General Athar Abbas, director-general of the Inter Services public relations and official spokesman for the Pakistan military, told the BBC: “To say that these militant groups were being supported by the state with the organized camps in these areas… I think nothing could be further from the truth.”

However, more evidence seems to be piling up against Pakistan.

The British newspaper Daily Telegraph reported that Lt. Col. Tony Shaffer, who served with U.S. Defense Intelligence between 1995 and 2006, said that ISI helped Ayman al-Zawahiri, the current leader of al-Qaida, to escape a battle with Pakistani troops in Wana in South Waziristan in 2004.

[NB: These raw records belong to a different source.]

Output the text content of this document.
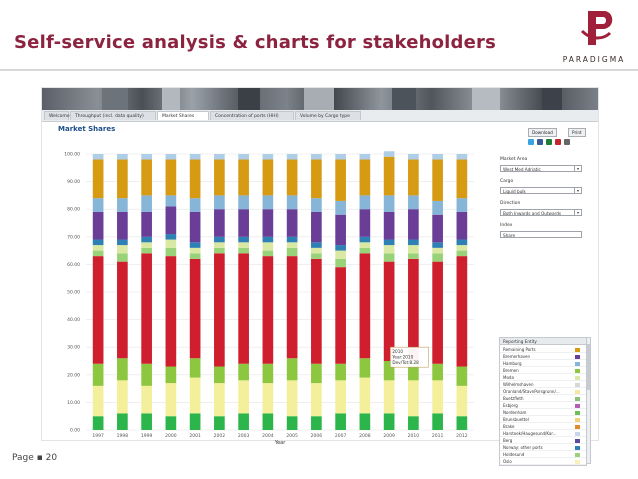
Self-service analysis & charts for stakeholders
PARADIGMA
Welcome	Throughput (incl. data quality)	Market Shares	Concentration of ports (HHI)	Volume by Cargo type
Market Shares
0.00
10.00
20.00
30.00
40.00
50.00
60.00
70.00
80.00
90.00
100.00
1997	1998	1999	2000	2001	2002	2003	2004	2005	2006	2007	2008	2009	2010	2011	2012
Year
2010
Year:2010
Dev/Tot:8.28
Download	Print
Market Area
West Med Adriatic	▾
Cargo
Liquid bulk	▾
Direction
Both Inwards and Outwards	▾
Index
Share
Reporting Entity
Remaining Ports
Bremerhaven
Hamburg
Bremen
Moda
Wilhelmshaven
Oranland/StavnPorsgrunn/...
Buetzfleth
Esbjerg
Nordenham
Brunsbuettel
Brake
Harstoek/Haugesund/Kar...
Berg
Norway: other ports
Holdesund
Oslo
Page ▪ 20
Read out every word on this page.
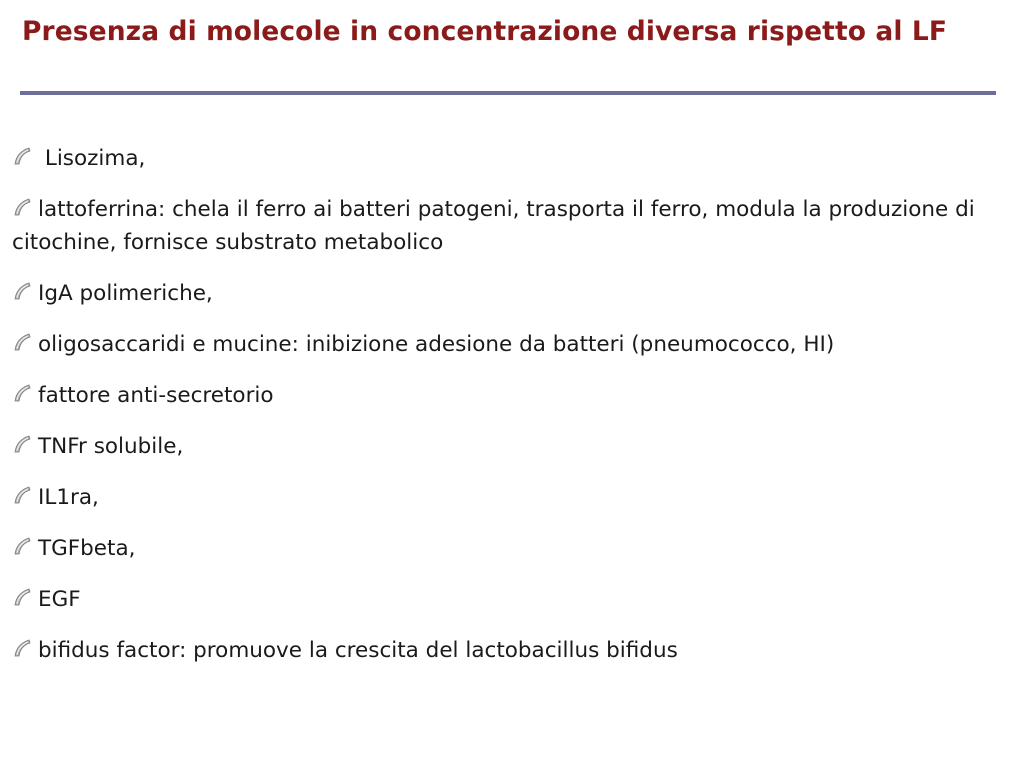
Presenza di molecole in concentrazione diversa rispetto al LF
Lisozima,
lattoferrina: chela il ferro ai batteri patogeni, trasporta il ferro, modula la produzione di citochine, fornisce substrato metabolico
IgA polimeriche,
oligosaccaridi e mucine: inibizione adesione da batteri (pneumococco, HI)
fattore anti-secretorio
TNFr solubile,
IL1ra,
TGFbeta,
EGF
bifidus factor: promuove la crescita del lactobacillus bifidus
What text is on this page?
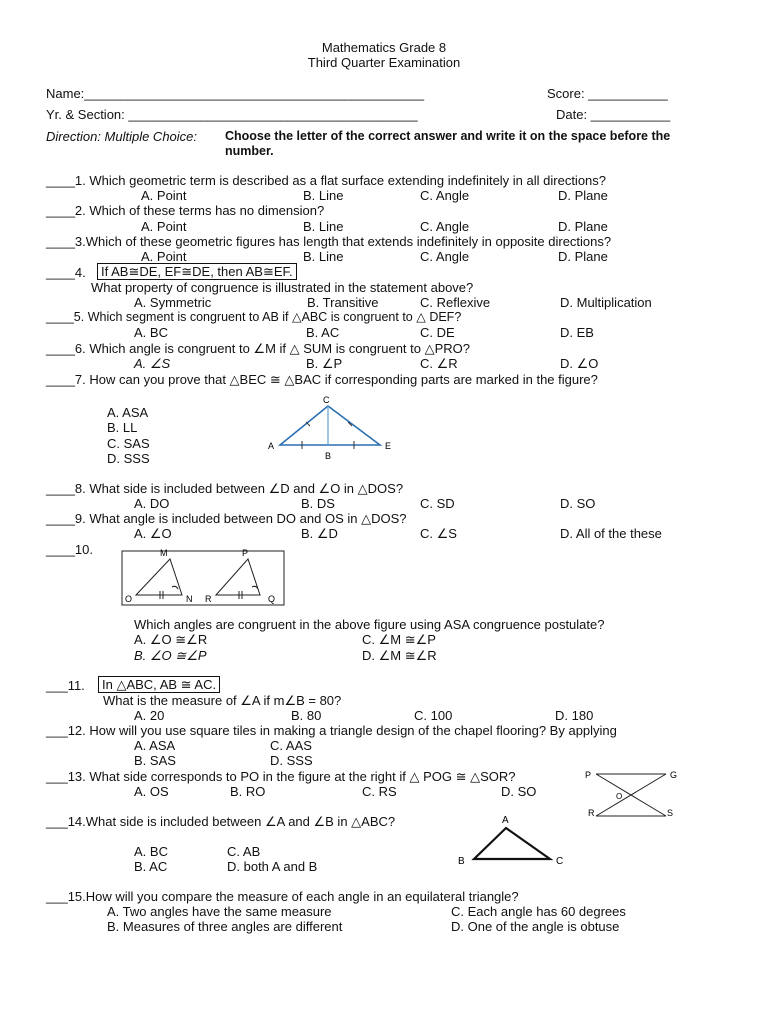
Mathematics Grade 8
Third Quarter Examination
Name:_______________________________________________	Score: ___________
Yr. & Section: ________________________________________	Date: ___________
Direction: Multiple Choice: Choose the letter of the correct answer and write it on the space before the
number.
____1. Which geometric term is described as a flat surface extending indefinitely in all directions?
A. Point	B. Line	C. Angle	D. Plane
____2. Which of these terms has no dimension?
A. Point	B. Line	C. Angle	D. Plane
____3.Which of these geometric figures has length that extends indefinitely in opposite directions?
A. Point	B. Line	C. Angle	D. Plane
____4.	If AB≅DE, EF≅DE, then AB≅EF.
What property of congruence is illustrated in the statement above?
A. Symmetric	B. Transitive	C. Reflexive	D. Multiplication
____5. Which segment is congruent to AB if △ABC is congruent to △ DEF?
A. BC	B. AC	C. DE	D. EB
____6. Which angle is congruent to ∠M if △ SUM is congruent to △PRO?
A. ∠S	B. ∠P	C. ∠R	D. ∠O
____7. How can you prove that △BEC ≅ △BAC if corresponding parts are marked in the figure?
A. ASA
B. LL
C. SAS
D. SSS
C
A
B
E
____8. What side is included between ∠D and ∠O in △DOS?
A. DO	B. DS	C. SD	D. SO
____9. What angle is included between DO and OS in △DOS?
A. ∠O	B. ∠D	C. ∠S	D. All of the these
____10.	M	P
O	N R	Q
Which angles are congruent in the above figure using ASA congruence postulate?
A. ∠O ≅∠R
B. ∠O ≅∠P
C. ∠M ≅∠P
D. ∠M ≅∠R
___11.	In △ABC, AB ≅ AC.
What is the measure of ∠A if m∠B = 80?
A. 20	B. 80	C. 100	D. 180
___12. How will you use square tiles in making a triangle design of the chapel flooring? By applying
A. ASA
B. SAS
C. AAS
D. SSS
___13. What side corresponds to PO in the figure at the right if △ POG ≅ △SOR?
A. OS	B. RO	C. RS	D. SO
P	G
O
R	S
___14.What side is included between ∠A and ∠B in △ABC?
A. BC
B. AC
C. AB
D. both A and B
A
B	C
___15.How will you compare the measure of each angle in an equilateral triangle?
A. Two angles have the same measure
B. Measures of three angles are different
C. Each angle has 60 degrees
D. One of the angle is obtuse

"We found out ... that 24 hours before going in… Zawahiri was given fair warning, 'You're about to be attacked, you'd better skedaddle,'" he said.

"And the reason being because the ISI was able to give tip off information to the al-Qaida and Taliban folks in the safe haven and allow them to escape ahead of the attack."

Similarly, Col. Richard Kemp, who worked at the UK Cabinet Office as chief of intelligence on international terrorism between 2001 and 2006, said the ISI could have helped to prevent the July 7 terrorist attacks in London in 2005.

"The ISI of course must take responsibility for the fact that some of these camps were still up and running including perhaps the camp that, that was responsible for training the 7/7 attackers," he said.

The Telegraph also said that Bruce Riedel, a former CIA officer, told President Barack Obama that Pakistan is “double-dealing us and that the Pakistanis had been double-dealing the United States and its allies for years and years, and they were probably going to continue to do so."